“Love the Lord your God with all your heart and with all your soul and with all your mind and with all your strength.’ The second is this: ‘Love your neighbor as yourself.’ There is no commandment greater than these.” Mark 12:30-31 (NIV)
In Jesus’ day, the religious leaders had expanded the Ten Commandments to over 600 rules and regulations, as if ten were not enough! Little wonder there was such confusion in their religion as to which was the most important. But Jesus narrowed their focus to the one thing that would change everything when He was asked which commandment was the most important. He told them it was loving God and loving others. In other words, the bullseye they should have aimed at was a relationship target. In His response, Jesus gave us four “alls” if we are to hit the relationship target. Look at the passage again. We call it the Great Commandment.
“‘Love the Lord your God with all your heart and with all your soul and with all your mind and with all your strength.’ The second is this: ‘Love your neighbor as yourself.’ There is no commandment greater than these.” (Mark 12:30-31NIV)
Jesus gave us the power of a focused relationship in this passage.

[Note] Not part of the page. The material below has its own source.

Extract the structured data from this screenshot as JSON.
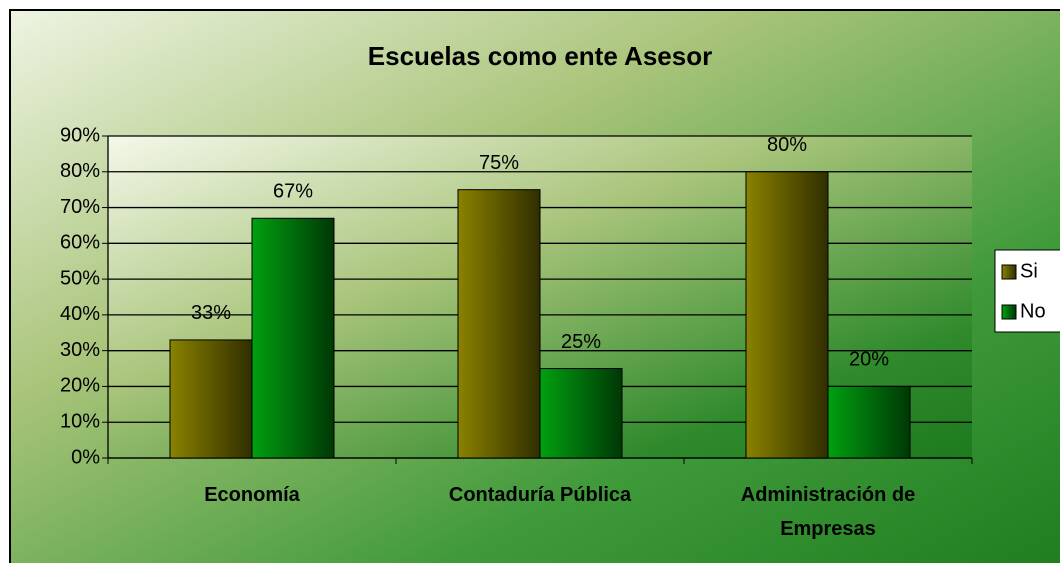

Hitting the bullseye of a focused relationship means being all there! Being all there involves:
- My affections: “All my heart…”
- My emotions: “All my soul…”
- My intellect: “All my mind…”
- My actions: “All my strength…”
These are the four rings on the target of a focused relationship. If they are missing, our relationships will never experience the kind of love and fulfillment God intended. We will settle for less than God’s best if we neglect them. Before we dig deeper into these four rings of the relationship target, ask yourself how divided your affections are in your most important relationships. How distracted is your mind? Are you hiding your feelings in that relationship? What specific actions have you put off that you know you should be doing? The truth of the matter is, we cannot multi-task our relationships and expect them to grow. Are you all there when it comes to your relationships? Or do you ever find yourself engaging others while at the same time trying to check your smart phone? When we do that, we are devaluing the relationship. We lose focus on what is more important or better, who is the most important. As we examine these four rings of a focused relationship this week, try this – turn off your smart phone and look into the eyes of those with whom you are speaking. Give them your full attention and see what happens.